It rains at night, a constant, loud volley of water bullets on the alicoop. I’m dry and snug as the morning begins, bird song and fog. I feel nervous of the weather. Will I get downpours today? Will I be warm enough? There are many hikers behind me, so I feel safe.
It is important to have options, a bailout. I hope to go further, but if rain inundates, I can stay in the next town about 10 miles away. For now, there’s just wind and no rain.
I enter very wet muddy farmland with hard to follow track leading into a field with an ‘intimidating bull.’ I hear some loud mooing and grunting and hope he’s distracted.
No bull, but Dutch Tom shows up and we use two heads to navigate this mess. I step ankle deep in mud.
It’s a slippery banana peal of descent into bush just as the thunder begins it’s long drawn out rumbling. Why am I doing this again? The forest is pitch dark at 8 am, but I finally let out into a field, wet but open and beautiful.
The next ascent, my feet slip right down and I hit the mud face first. It takes wedging my feet against fence posts to get past that vertical nightmare. But again, the track changes to long strides. Wet to the hip, caked with mud, the vista opens and I understand why it’s called King Country – big farms in a large bowl surrounded by hills.
I cross a bouncy suspension bridge only wide enough for my feet and enter the Pehitawa Kahikatea forest, white pines that are some of the tallest in New Zealand. Primevil, eerie green light with rain now smashing down, ferns and epiphytes participating in this ecology.
The fields are hard to cross because the markers are so wide spaced and often hidden by the hills. I have lunch under the trail marker and am unable to convince a guy going the opposite direction to turn around.
But now I’m lost and it’s pouring rain. What is the deal? Why do they make this so totally awful? I get back on the ‘trail’ but feeling really upset. To camp in a place with any sort of shelter costs money. The idea of just setting up somewhere is tough because the trail crosses so much private land. I don’t want to be in a town all the time, feeling like the cash cow walking in from this totally dreadful section.

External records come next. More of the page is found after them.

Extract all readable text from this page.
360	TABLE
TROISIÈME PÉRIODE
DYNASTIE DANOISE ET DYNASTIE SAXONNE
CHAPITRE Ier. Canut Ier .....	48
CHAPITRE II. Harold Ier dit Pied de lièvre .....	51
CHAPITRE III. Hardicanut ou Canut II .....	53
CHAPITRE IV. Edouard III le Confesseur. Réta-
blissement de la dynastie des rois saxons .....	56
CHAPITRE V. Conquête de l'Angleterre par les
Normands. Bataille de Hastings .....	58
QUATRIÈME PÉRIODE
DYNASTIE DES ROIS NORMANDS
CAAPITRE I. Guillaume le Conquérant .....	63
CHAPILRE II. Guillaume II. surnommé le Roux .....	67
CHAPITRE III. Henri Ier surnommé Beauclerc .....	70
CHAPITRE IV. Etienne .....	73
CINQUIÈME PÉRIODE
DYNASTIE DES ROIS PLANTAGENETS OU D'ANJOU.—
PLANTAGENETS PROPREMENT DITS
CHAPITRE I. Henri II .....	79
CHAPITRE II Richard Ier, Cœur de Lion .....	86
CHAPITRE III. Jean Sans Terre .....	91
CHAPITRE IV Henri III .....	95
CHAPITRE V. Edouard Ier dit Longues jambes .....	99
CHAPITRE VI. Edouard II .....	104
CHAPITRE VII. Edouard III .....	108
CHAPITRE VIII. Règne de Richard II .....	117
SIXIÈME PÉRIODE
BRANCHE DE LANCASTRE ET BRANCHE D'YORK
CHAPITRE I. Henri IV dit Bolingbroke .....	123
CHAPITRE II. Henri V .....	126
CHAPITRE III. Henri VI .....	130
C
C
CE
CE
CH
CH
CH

I see blue sky ahead and the forecast did say the afternoon would be clearer. Being damp does not help my mood. Not exactly sun, but a stiff breeze dries me out and the views get better – as do my spirits.

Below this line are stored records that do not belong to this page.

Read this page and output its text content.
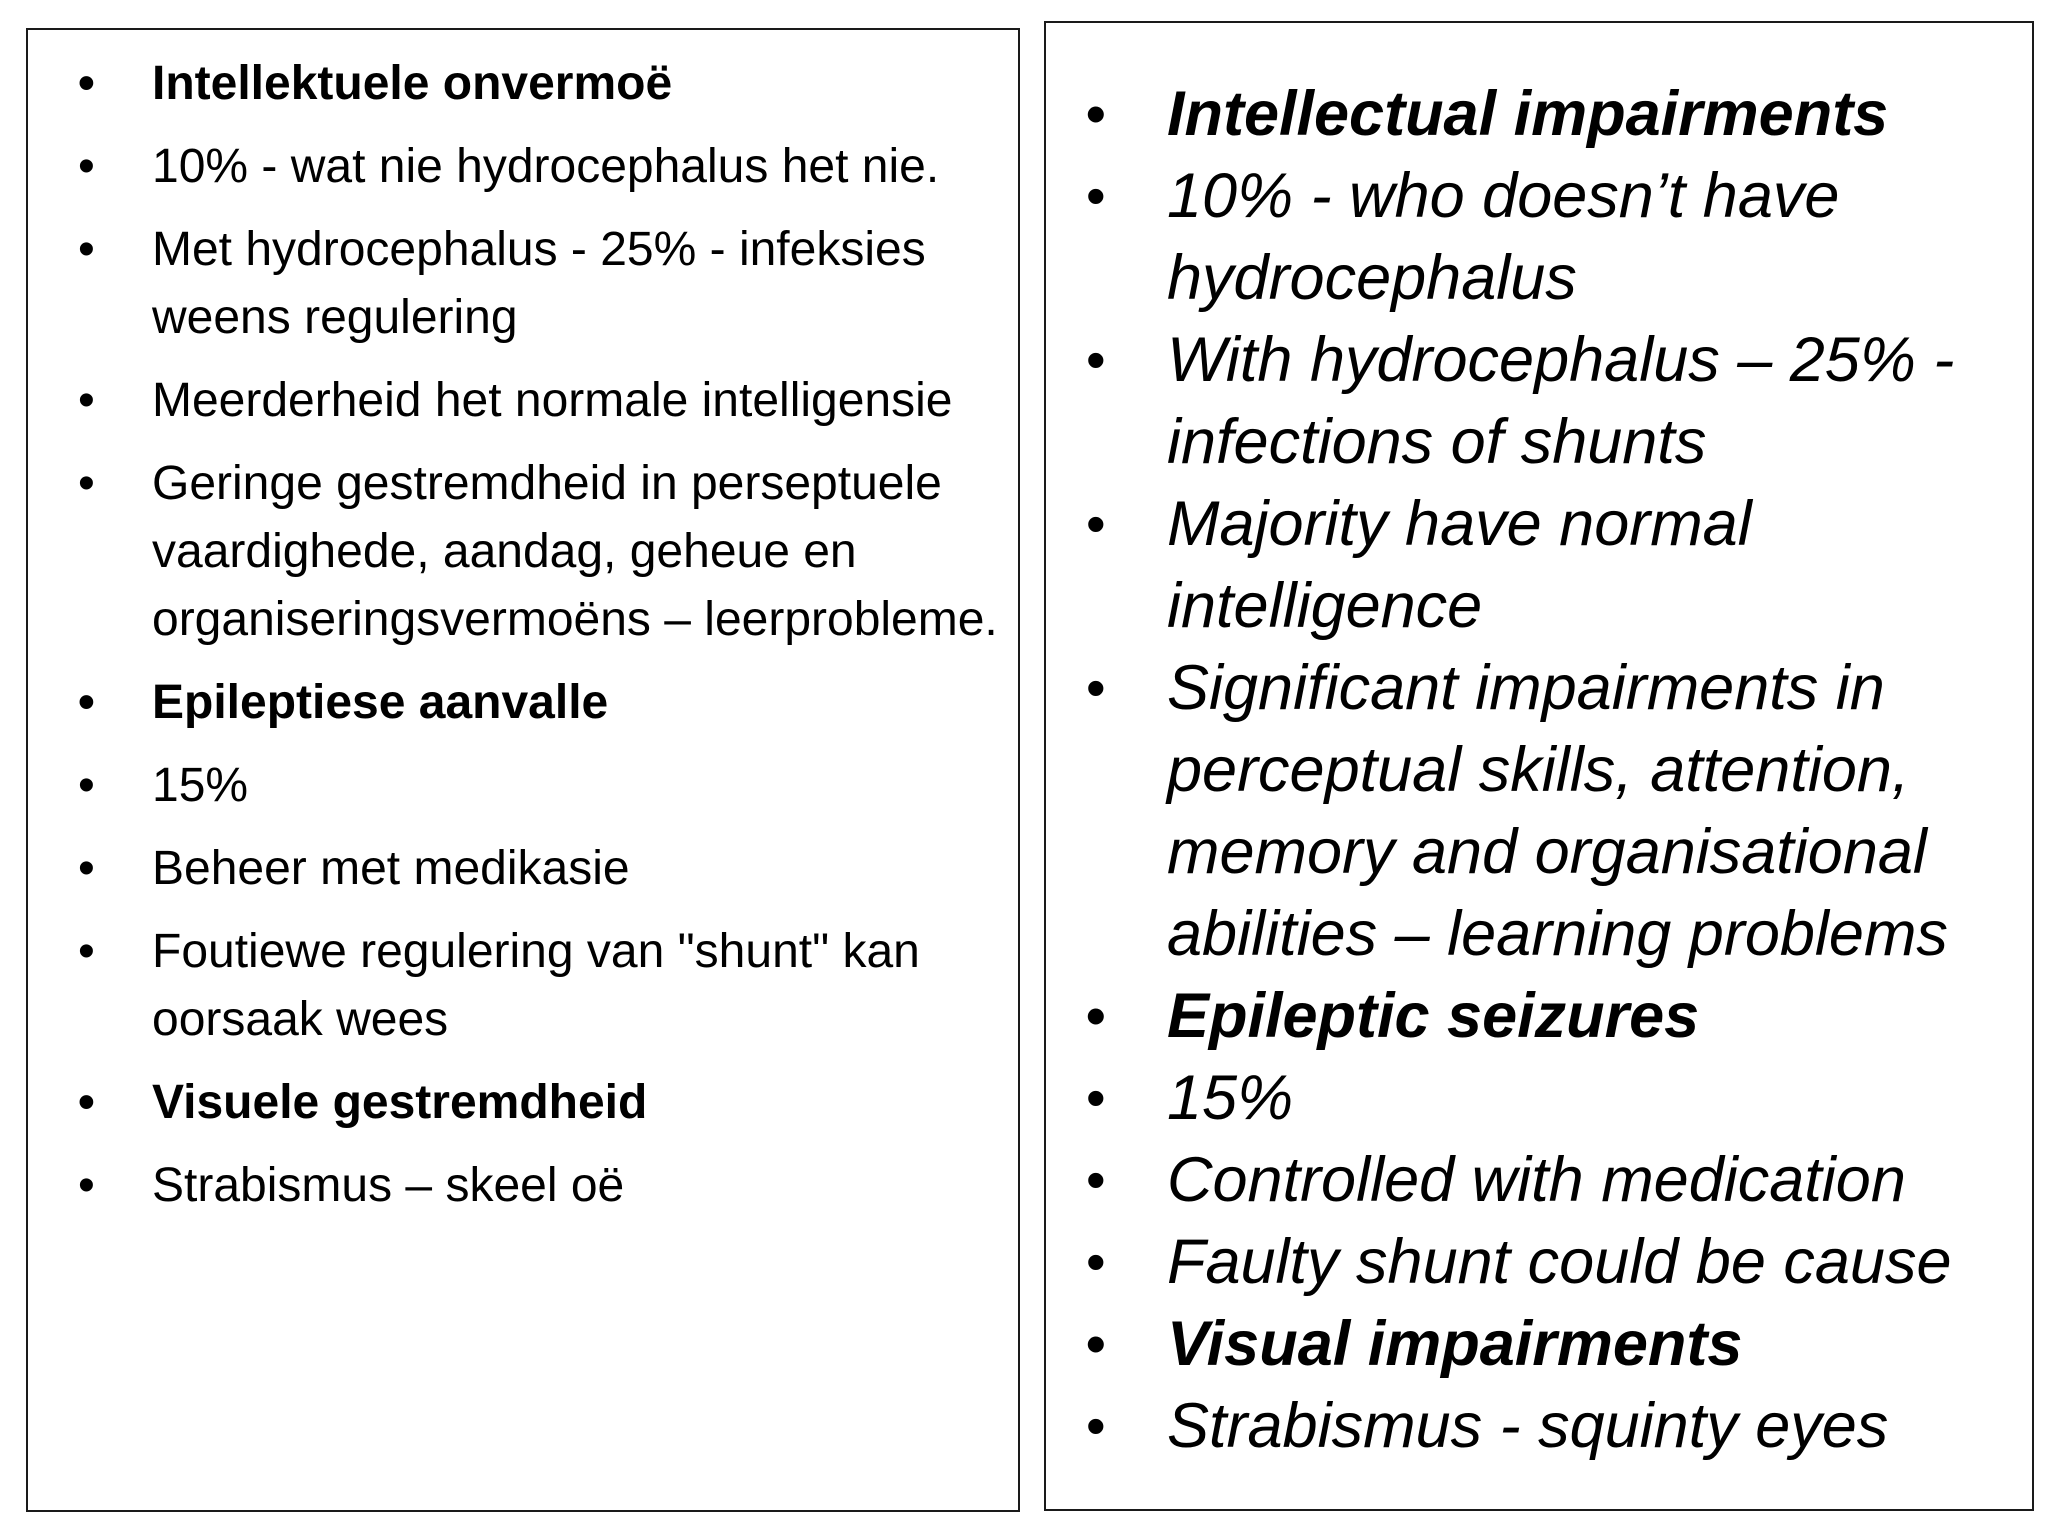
• Intellektuele onvermoë
• 10% - wat nie hydrocephalus het nie.
• Met hydrocephalus - 25% - infeksies weens regulering
• Meerderheid het normale intelligensie
• Geringe gestremdheid in perseptuele vaardighede, aandag, geheue en organiseringsvermoëns – leerprobleme.
• Epileptiese aanvalle
• 15%
• Beheer met medikasie
• Foutiewe regulering van "shunt" kan oorsaak wees
• Visuele gestremdheid
• Strabismus – skeel oë
• Intellectual impairments
• 10% - who doesn’t have hydrocephalus
• With hydrocephalus – 25% - infections of shunts
• Majority have normal intelligence
• Significant impairments in perceptual skills, attention, memory and organisational abilities – learning problems
• Epileptic seizures
• 15%
• Controlled with medication
• Faulty shunt could be cause
• Visual impairments
• Strabismus - squinty eyes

I’m wet from grass in an instant, but there’s no more rain. Some saint writes on this marker where to head next.
Hundreds of noisy sheep bleating, not happy being separated from each other. I wash off the mud from my pants in a tank before heading straight up hill to Pehitawa Mast. Pirongia is completely shrouded in cloud far in the distance. It’s windy up here, and that explains the tall and thin cedar breaks along the farms. Te Kuiti sprawls below me.
But I have to first do one more straight down mud slide before town, and I’m determined not to fall. Then, it’s a stunning meadow I’d camp in if not so early. Suddenly in the tall grass, I spy a New Zealand disc golf basket sitting quietly under the trees.
Fully resupplied for six days and eating far too much food, I’m waddling like a drunk turtle to the iSite to see the exhibit on Sir Colin and brother Stanley, both lantern-jawed rugby stars of the All Blacks. Lots of memorabilia back to baby pictures when their destinies were obvious from the start. I top up my battery before I head out for six days.
Getting to the Mangaokewa river requires passing a lot of industry, where the lovely folks probably get sick of our getting lost, so post a few helpful signs, bleached in the sun.
Spectacular limestone cliffs line the river, one of the movie sets for ‘Lord of the Rings.’ I meet a Korean walker who walks just about my same sauntering pace.
Hobbits definitely live in this forest – rain is pouring, sun is shining and I’m barely wet. A herd of goats, long beards and stinky, rise as one and run up a hillside as I round the bend.
I take a calculated risk to forego the first campsite and walk further on this track where there’s word of a ‘cool campsite.’ The trouble is, once past the touristy section, it’s back to hard, slippery, overgrown, thorns-in-the-face tramping. I know I can physically handle the distance, but not sure if my daylight will last.
My map marks a spring and I purify some water making me even more heavy and unwieldy. I’m only a few km away but the trail heads straight up. This time, the mud is slick black providing no purchase up or down. Funny how I long for the mud pit on Pirongia that was wet and miserable, but fairly grippy.
When the trail zigs, I go straight and end up on a nasty herd trail leading to a pasture. Poor cows get to hear multiple expletives as I unwind that gaffe.
Finally on the right path, I head into a bit of pine and then onto a tiny bench in the river bend where someone has indeed left the coolest campsite – chairs, tables, a fire pit, even a shovel labeled ‘toilet, so far, dig deep.’
The alicoop is up; my feet are up and it’s just me tonight with the rapids singing a lullaby. What a way to end a hard day’s walking, one that had me feeling frustrated and struggling. I pushed myself and was rewarded with this awesomeness.
I’ll stay up a bit longer, but it’s starting to get cold. At least the sky is completely clear with rain hopefully just a memory.